Questionados sobre comparações com outros grandes atos da música global como Taylor Swift, Harry Styles e Bruno Mars, o integrante RM descartou completamente a ideia de rivalidade, afirmando que as três estrelas do pop são “artistas maiores do que nós” e descreveu o BTS como “apenas uma boy band da Coreia”.
A jornada do BTS até o topo não foi isenta de pressões internas e externas. Durante a reflexão sobre os anos de carreira, os membros admitiram que a percepção sobre o que significa vencer no music business mudou drasticamente.

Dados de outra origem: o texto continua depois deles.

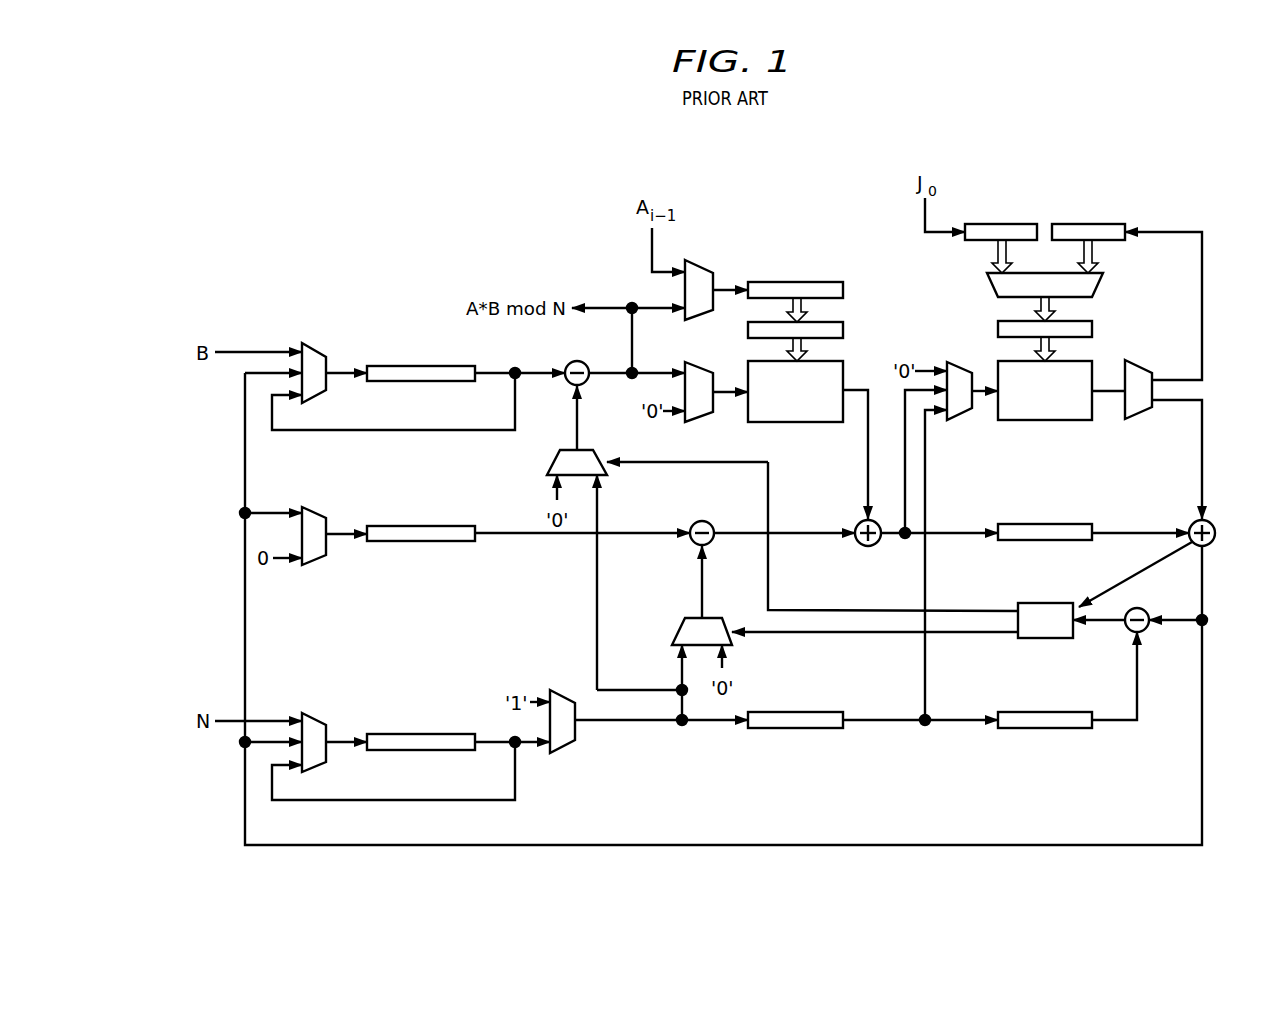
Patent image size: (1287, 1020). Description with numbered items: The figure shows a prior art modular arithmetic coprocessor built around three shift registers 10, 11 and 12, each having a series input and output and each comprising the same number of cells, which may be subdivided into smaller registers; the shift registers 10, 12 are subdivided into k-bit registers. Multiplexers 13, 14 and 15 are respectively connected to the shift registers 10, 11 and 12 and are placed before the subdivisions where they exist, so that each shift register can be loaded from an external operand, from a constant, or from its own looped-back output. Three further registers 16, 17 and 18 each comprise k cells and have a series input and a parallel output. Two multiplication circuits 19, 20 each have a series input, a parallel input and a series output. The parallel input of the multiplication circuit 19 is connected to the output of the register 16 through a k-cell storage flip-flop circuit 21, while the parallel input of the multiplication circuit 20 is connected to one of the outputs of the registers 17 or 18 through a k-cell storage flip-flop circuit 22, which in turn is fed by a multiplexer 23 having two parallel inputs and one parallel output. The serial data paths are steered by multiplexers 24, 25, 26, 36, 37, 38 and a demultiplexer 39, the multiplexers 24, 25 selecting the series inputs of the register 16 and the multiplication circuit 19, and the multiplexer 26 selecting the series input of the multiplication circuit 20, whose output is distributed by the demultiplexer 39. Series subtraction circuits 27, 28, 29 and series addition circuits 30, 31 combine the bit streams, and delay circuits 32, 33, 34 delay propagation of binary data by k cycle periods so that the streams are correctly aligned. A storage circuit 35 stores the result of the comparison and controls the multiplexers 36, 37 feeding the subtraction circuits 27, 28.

The shift register 10 is at (420, 363).
The shift register 11 is at (420, 525).
The shift register 12 is at (420, 732).
The multiplexer 13 is at (313, 340).
The multiplexer 14 is at (313, 505).
The multiplexer 15 is at (314, 712).
The register 16 is at (843, 288).
The register 17 is at (1002, 222).
The register 18 is at (1087, 222).
The multiplication circuit 19 is at (795, 423).
The multiplication circuit 20 is at (1045, 422).
The storage flip-flop circuit 21 is at (843, 330).
The storage flip-flop circuit 22 is at (1093, 329).
The multiplexer 23 is at (1103, 286).
The multiplexer 24 is at (697, 260).
The multiplexer 25 is at (697, 365).
The multiplexer 26 is at (957, 360).
The series subtraction circuit 27 is at (566, 364).
The series subtraction circuit 28 is at (714, 524).
The series subtraction circuit 29 is at (1148, 610).
The series addition circuit 30 is at (870, 547).
The series addition circuit 31 is at (1215, 531).
The delay circuit 32 is at (793, 732).
The delay circuit 33 is at (1043, 730).
The delay circuit 34 is at (1043, 543).
The storage circuit 35 is at (1043, 640).
The multiplexer 36 is at (552, 462).
The multiplexer 37 is at (676, 628).
The multiplexer 38 is at (562, 747).
The demultiplexer 39 is at (1137, 421).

SUGA, conhecido por sua visão analítica sobre a indústria, confessou que em períodos anteriores da trajetória da banda, ele costumava ser competitivo demais com outros artistas. No entanto, o músico explicou que essa fase ficou para trás, cedendo lugar a um foco maior no prazer da criação artística do que na acumulação desenfreada de troféus e recordes.
O impacto dessa busca incessante pelo topo foi sentido na saúde física e mental dos integrantes ao longo da última década. SUGA revelou que a pressão para alcançar e manter o sucesso já havia levado seus limites físicos e emocionais ao extremo em diversas ocasiões. Contudo, o amadurecimento e a experiência de envelhecer sob os holofotes permitiram que o grupo encontrasse um novo equilíbrio.

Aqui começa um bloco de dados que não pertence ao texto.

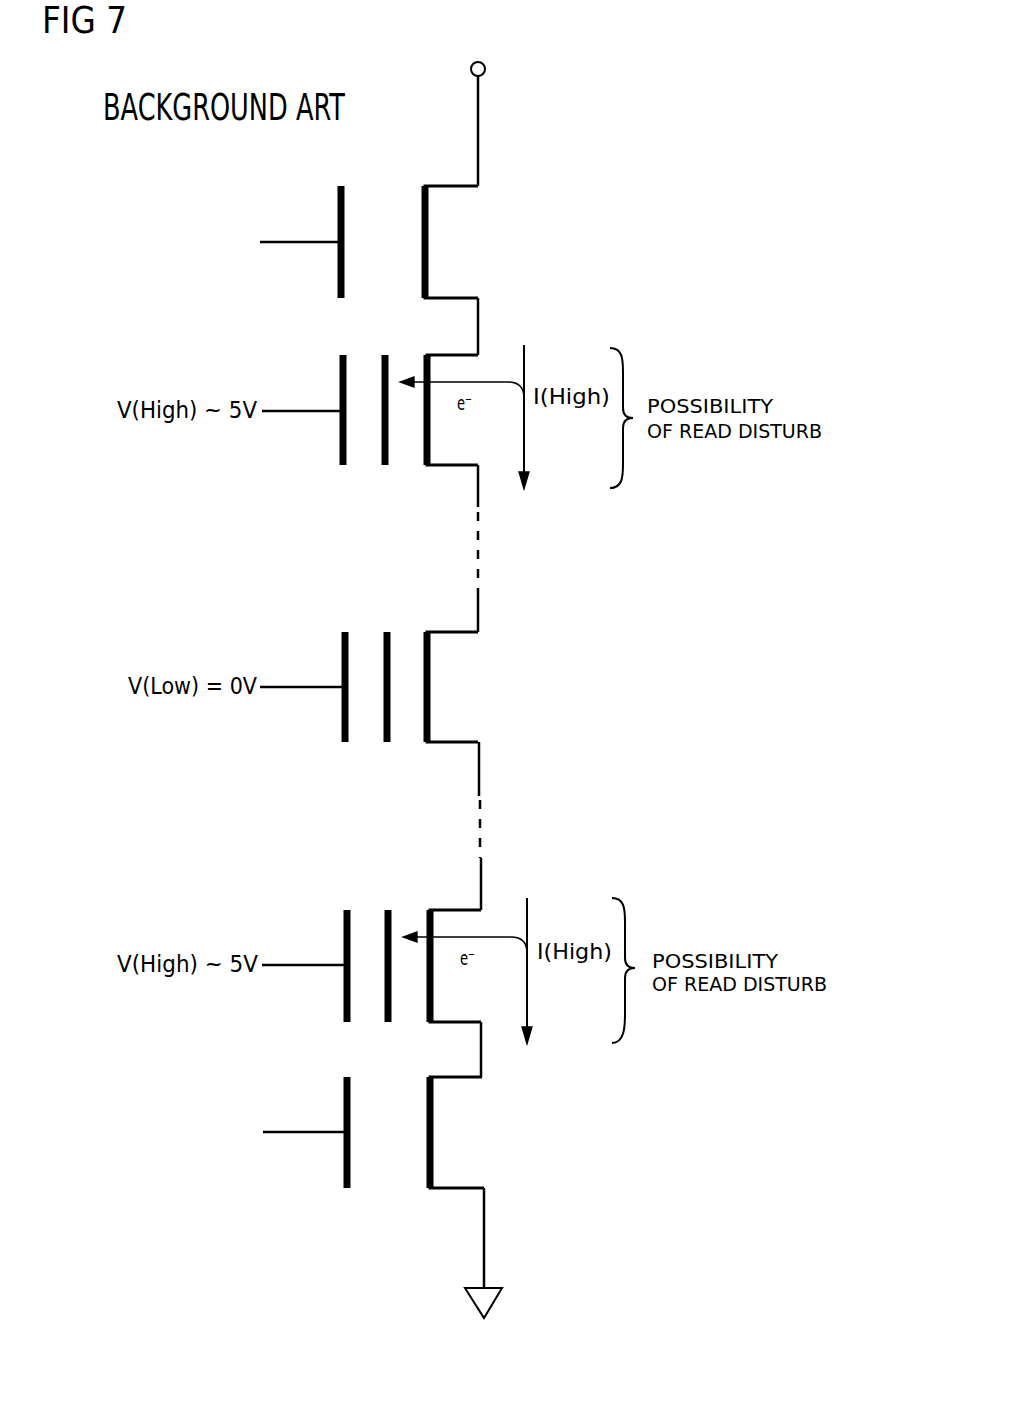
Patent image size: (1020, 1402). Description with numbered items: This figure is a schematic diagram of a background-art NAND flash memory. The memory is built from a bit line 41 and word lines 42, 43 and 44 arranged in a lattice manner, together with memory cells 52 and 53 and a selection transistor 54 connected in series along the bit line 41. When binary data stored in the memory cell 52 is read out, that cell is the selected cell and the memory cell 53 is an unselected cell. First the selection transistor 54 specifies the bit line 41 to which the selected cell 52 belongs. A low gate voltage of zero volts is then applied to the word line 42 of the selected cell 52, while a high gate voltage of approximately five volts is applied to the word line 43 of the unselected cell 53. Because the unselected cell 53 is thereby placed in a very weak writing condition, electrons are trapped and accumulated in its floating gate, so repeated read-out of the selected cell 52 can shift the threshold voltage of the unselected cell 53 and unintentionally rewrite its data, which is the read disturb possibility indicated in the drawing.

The bit line 41 is at (478, 137).
The word line 42 is at (292, 687).
The word line 43 is at (294, 411).
The word line 44 is at (280, 243).
The memory cell 52 is at (343, 645).
The memory cell 53 is at (341, 372).
The selection transistor 54 is at (337, 205).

De acordo com o integrante, o momento atual da banda permite a todos relaxar um pouco e, consequentemente, se divertir mais com isso. Essa mudança de paradigma é visível na leveza com que o BTS tem conduzido a promoção de seu novo material.
A Rolling Stone também abordou a antiga questão de se o BTS poderia um dia ser a atração principal do icônico show do intervalo do Super Bowl.

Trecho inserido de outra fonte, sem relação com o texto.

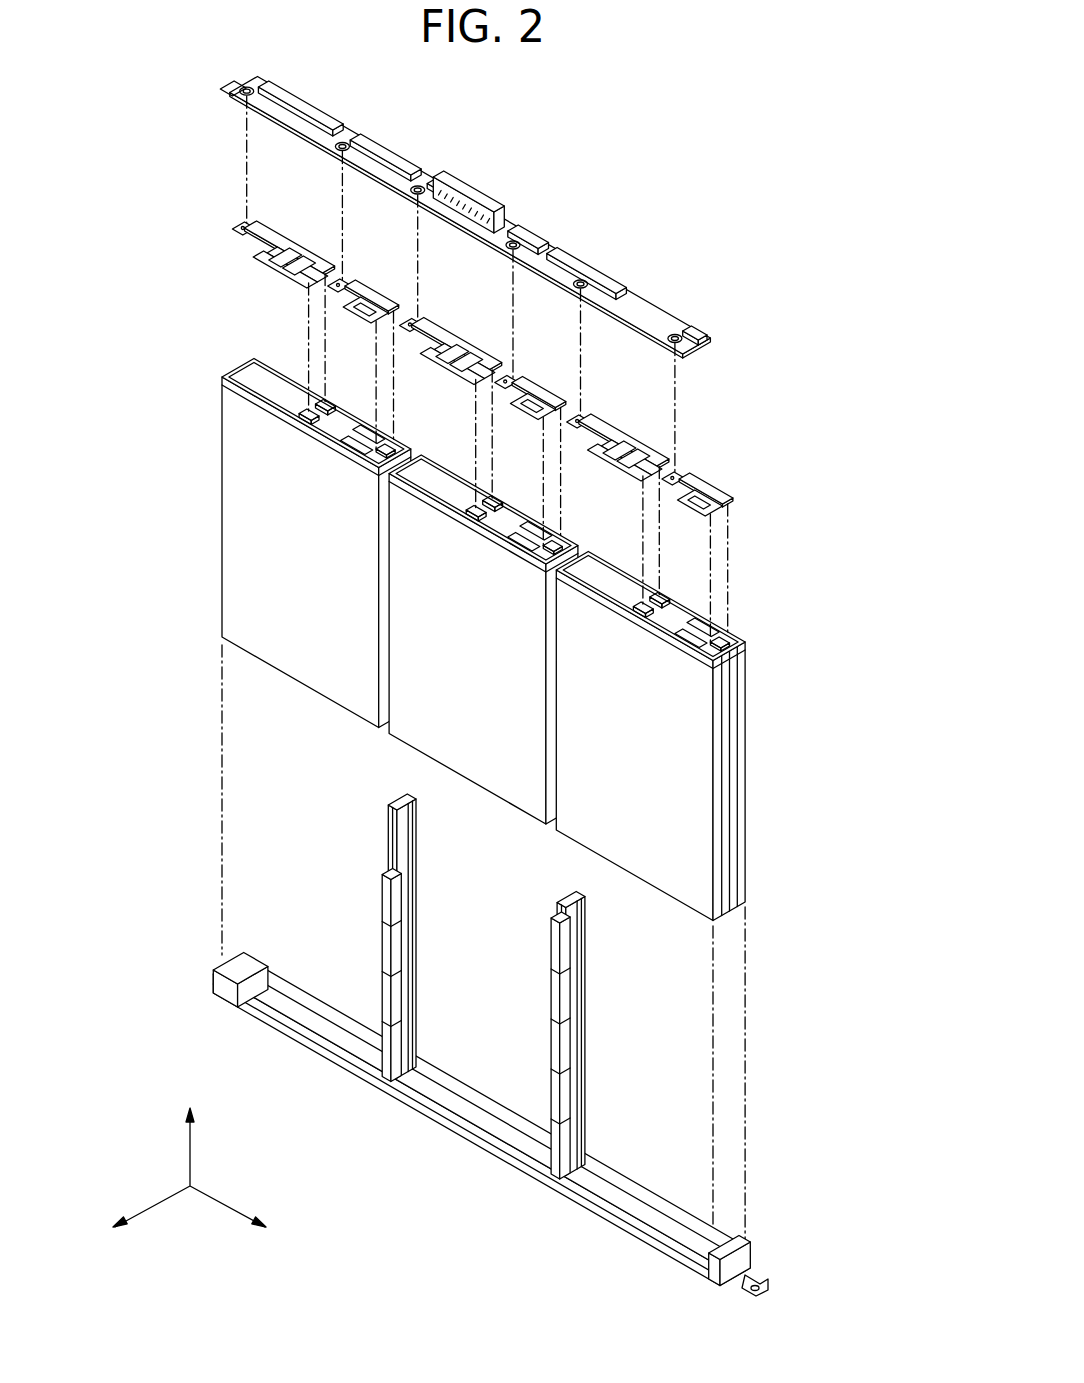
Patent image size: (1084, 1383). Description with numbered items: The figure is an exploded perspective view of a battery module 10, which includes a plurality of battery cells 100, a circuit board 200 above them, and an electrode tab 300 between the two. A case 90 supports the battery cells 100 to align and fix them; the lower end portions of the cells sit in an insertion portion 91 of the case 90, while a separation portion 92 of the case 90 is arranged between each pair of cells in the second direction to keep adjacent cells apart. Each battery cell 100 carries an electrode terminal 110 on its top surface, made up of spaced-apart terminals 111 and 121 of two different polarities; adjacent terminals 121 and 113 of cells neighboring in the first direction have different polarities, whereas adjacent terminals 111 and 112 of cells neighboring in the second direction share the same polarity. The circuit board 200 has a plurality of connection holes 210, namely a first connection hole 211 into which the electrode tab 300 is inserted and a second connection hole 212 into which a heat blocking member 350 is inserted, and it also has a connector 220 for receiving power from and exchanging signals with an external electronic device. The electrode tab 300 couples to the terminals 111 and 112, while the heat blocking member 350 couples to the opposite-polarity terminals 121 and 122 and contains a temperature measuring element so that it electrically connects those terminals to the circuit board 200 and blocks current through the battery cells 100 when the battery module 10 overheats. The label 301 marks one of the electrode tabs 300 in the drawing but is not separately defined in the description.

The battery module 10 is at (771, 116).
The case 90 is at (766, 1154).
The insertion portion 91 is at (480, 1140).
The separation portion 92 is at (560, 1008).
The battery cells 100 is at (786, 657).
The electrode terminal 110 is at (545, 550).
The terminal 111 is at (720, 630).
The terminal 112 is at (698, 647).
The terminal 113 is at (554, 539).
The terminal 121 is at (659, 597).
The terminal 122 is at (640, 614).
The circuit board 200 is at (705, 314).
The connection hole 210 is at (531, 279).
The first connection hole 211 is at (686, 344).
The second connection hole 212 is at (584, 280).
The connector 220 is at (466, 190).
The electrode tab 300 is at (522, 433).
The first bus bar 301 is at (722, 490).
The heat blocking member 350 is at (650, 448).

RM disse que a ascensão global da cultura coreana — de filmes como Parasita à popularidade mundial do K-pop — poderia eventualmente tornar isso possível: “Talvez se o tempo passar e a mentalidade das pessoas mudar.”
“Definitivamente gostariam de fazer isso algum dia”, caso a oportunidade surgisse, insistiu RM. Enquanto que Jimin ponderou: “Não podemos fazer isso a menos que sejamos convidados”, observando que a decisão final cabe à NFL.
Enquanto isso, ARIRANG, o primeiro álbum completo do BTS em seis anos, continua sua forte trajetória nas paradas musicais, enquanto que o single principal, SWIM, alcançou recentemente o primeiro lugar na Billboard Hot 100.